Phoenix rolled to the side, curling into a ball as she laughed.  Tears began to stream down her face before she got a hold of herself, Eliza gazed down at her in delight.  “I can take that,” she replied.  “I get Auntie P because there is no mister to make me misses, I am guessing.”
“I think you're giving Mikey to much credit,” Eliza admitted good naturedly.
“You have to eat,” Phoenix said, pushing herself back up, the last remnants of her laughing drifting off.  “Whether there is meat available or not.”. She knew from years of experience that meat was a rare treat.  Oh, there were plenty of rats, pigeons, raccoons, dogs, and cats to make meals of, but one usually had to be starving before eating any of them.  Eliza was not starving...in fact everyone in the Lair was surprisingly well fed.  
“I don't want anything else,” Eliza sighed.  “I want room temperature meat.”
Phoenix winced.  “Room temperature meat is going to be hard to find,” she said.  “Even when you’re not mutated.”  She sucked her lips in for a moment in thought.
Eliza looked away from her, her lip curling slightly.
“What?” Phoenix asked.  “Are you alright?”
Eliza nodded.   “Splinter passed the room.”
The human woman whipped her head toward the door, seeing it was firmly closed from Gwyn’s leaving.  “Is he eavesdropping?” she asked quietly, the thought unsettling her.
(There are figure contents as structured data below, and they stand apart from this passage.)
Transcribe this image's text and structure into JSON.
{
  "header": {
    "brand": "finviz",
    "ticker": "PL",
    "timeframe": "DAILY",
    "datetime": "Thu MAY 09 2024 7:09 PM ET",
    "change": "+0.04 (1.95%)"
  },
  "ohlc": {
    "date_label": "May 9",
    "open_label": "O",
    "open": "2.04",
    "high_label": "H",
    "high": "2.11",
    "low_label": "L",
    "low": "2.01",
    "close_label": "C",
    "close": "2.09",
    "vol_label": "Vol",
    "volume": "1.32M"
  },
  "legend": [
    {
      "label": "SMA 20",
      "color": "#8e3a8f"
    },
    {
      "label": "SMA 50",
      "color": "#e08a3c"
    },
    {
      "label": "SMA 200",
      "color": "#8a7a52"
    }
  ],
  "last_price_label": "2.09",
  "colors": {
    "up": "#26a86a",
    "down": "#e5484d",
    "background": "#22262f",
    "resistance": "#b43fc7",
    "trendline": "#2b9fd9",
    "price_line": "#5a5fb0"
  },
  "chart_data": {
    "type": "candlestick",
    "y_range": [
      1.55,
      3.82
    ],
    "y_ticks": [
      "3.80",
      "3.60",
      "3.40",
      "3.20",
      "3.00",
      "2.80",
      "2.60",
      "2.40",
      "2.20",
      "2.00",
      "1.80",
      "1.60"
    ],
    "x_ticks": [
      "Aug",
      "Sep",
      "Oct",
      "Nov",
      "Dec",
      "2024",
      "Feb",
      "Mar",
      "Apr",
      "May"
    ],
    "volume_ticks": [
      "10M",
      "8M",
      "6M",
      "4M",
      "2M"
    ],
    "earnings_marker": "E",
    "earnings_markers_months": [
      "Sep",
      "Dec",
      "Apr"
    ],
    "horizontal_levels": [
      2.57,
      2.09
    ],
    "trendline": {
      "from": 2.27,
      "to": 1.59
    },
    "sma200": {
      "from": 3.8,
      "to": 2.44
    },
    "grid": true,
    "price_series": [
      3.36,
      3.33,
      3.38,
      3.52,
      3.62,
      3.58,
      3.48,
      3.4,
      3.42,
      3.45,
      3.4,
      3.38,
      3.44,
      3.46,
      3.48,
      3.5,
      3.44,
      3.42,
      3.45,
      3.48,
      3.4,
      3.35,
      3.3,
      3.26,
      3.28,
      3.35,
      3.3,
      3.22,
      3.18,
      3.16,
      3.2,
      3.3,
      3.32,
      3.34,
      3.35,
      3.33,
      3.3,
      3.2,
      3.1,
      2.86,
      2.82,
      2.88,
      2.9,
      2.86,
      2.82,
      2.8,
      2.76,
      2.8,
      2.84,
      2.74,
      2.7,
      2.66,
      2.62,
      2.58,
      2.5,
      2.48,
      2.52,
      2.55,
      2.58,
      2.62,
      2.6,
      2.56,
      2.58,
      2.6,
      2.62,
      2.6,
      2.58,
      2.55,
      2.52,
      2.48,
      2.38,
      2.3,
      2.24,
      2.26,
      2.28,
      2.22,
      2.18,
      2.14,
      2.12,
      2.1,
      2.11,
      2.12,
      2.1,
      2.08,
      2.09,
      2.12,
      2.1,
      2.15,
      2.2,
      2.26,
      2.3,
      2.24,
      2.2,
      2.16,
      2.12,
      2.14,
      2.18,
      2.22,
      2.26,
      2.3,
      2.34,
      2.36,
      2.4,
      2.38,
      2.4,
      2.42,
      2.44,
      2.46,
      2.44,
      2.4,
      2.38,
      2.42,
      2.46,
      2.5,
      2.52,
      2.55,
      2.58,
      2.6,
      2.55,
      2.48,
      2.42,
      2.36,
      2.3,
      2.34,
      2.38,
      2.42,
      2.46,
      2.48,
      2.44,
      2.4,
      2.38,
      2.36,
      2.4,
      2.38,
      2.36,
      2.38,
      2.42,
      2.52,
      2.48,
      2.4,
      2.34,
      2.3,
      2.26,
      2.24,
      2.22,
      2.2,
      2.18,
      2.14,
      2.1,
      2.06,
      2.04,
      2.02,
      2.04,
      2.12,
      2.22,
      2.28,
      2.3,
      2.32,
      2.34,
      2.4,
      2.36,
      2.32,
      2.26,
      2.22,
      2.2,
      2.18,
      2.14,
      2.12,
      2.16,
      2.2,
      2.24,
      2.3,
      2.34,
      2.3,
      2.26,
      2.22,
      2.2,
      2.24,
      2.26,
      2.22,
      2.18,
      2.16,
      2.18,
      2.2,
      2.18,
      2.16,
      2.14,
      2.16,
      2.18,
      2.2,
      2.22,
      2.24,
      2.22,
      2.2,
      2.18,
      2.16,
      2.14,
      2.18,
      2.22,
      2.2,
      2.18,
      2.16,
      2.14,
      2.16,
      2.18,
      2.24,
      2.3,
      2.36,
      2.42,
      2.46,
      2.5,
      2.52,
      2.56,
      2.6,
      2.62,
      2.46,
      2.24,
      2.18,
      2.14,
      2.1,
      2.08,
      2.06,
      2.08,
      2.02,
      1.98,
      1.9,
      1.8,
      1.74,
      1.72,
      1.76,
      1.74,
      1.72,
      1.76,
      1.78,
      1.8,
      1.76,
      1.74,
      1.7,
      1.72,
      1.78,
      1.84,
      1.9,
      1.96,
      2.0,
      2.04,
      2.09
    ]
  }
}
“No,” Eliza shook her head, exhaling.  “He stopped for a moment, but then kept going.  He was just passing by.”  She slumped her shoulders.
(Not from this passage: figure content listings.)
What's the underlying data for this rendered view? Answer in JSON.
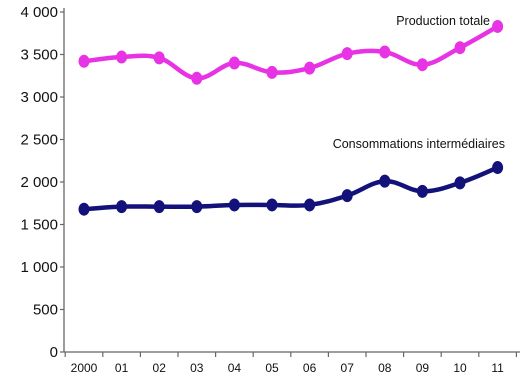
{
  "chart_data": {
    "type": "line",
    "categories": [
      "2000",
      "01",
      "02",
      "03",
      "04",
      "05",
      "06",
      "07",
      "08",
      "09",
      "10",
      "11"
    ],
    "y_ticks": [
      "0",
      "500",
      "1 000",
      "1 500",
      "2 000",
      "2 500",
      "3 000",
      "3 500",
      "4 000"
    ],
    "y_tick_values": [
      0,
      500,
      1000,
      1500,
      2000,
      2500,
      3000,
      3500,
      4000
    ],
    "ylim": [
      0,
      4000
    ],
    "grid": false,
    "series": [
      {
        "name": "Production totale",
        "color": "#e733e3",
        "values": [
          3420,
          3470,
          3460,
          3220,
          3400,
          3290,
          3340,
          3510,
          3530,
          3380,
          3580,
          3830
        ]
      },
      {
        "name": "Consommations intermédiaires",
        "color": "#12127a",
        "values": [
          1680,
          1710,
          1710,
          1710,
          1730,
          1730,
          1730,
          1840,
          2010,
          1890,
          1990,
          2170
        ]
      }
    ]
  }
}
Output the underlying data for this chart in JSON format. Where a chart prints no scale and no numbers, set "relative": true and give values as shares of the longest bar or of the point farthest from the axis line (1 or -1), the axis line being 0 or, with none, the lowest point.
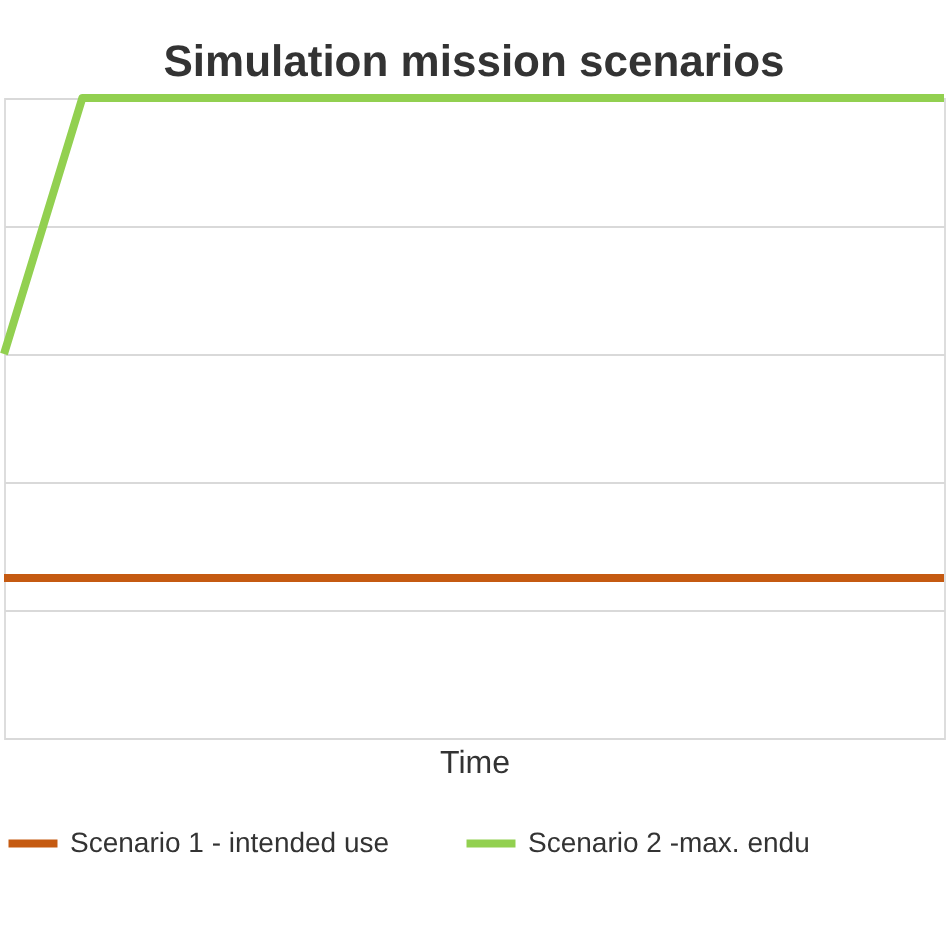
{
  "chart_data": {
    "type": "line",
    "title": "Simulation mission scenarios",
    "xlabel": "Time",
    "relative": true,
    "categories": [
      null,
      null,
      null,
      null,
      null,
      null,
      null,
      null,
      null,
      null,
      null,
      null,
      null
    ],
    "series": [
      {
        "name": "Scenario 1 - intended use",
        "color": "#c55a11",
        "values": [
          0.25,
          0.25,
          0.25,
          0.25,
          0.25,
          0.25,
          0.25,
          0.25,
          0.25,
          0.25,
          0.25,
          0.25,
          0.25
        ]
      },
      {
        "name": "Scenario 2 -max. endu",
        "color": "#92d050",
        "values": [
          0.6,
          1,
          1,
          1,
          1,
          1,
          1,
          1,
          1,
          1,
          1,
          1,
          1
        ]
      }
    ],
    "grid": "y",
    "legend": "bottom",
    "marker": "none",
    "line_style": "solid"
  }
}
Phoenix’s brows drew together.  “Did you have a fight with him?”  She had a hard time keeping the defensive tone out of her voice.  She still didn’t have a bead on the rat ninja master.  There were times when he seemed very receptive to the traipsing in and out of his household, bordering on sweet.  And then there were times when he seemed very angry at something, she wasn’t sure what, but it had a self-indulgent feel to it which ground on her.  When she caught herself feeling that way, she had remind herself she did not know the man well enough to be making assumptions as to where his moods might be stemming.
Again, Eliza slowly shook her head, “No,” she said.  “Not at all, things have been very good.”
Phoenix paused.  “It doesn’t sound like it,” she ventured.
“I’m hungry,” Eliza emphasized, rubbing her belly, which peeked out of her shirt once again.  
“For room temperature meat,” Phoenix finished for her.
Eliza nodded.
“I don’t think room temperature meat is healthy for anyone,” Phoenix said.  “But,” she drew the word out, “I bet Medusa knows a lot of places to get body temperature meat.”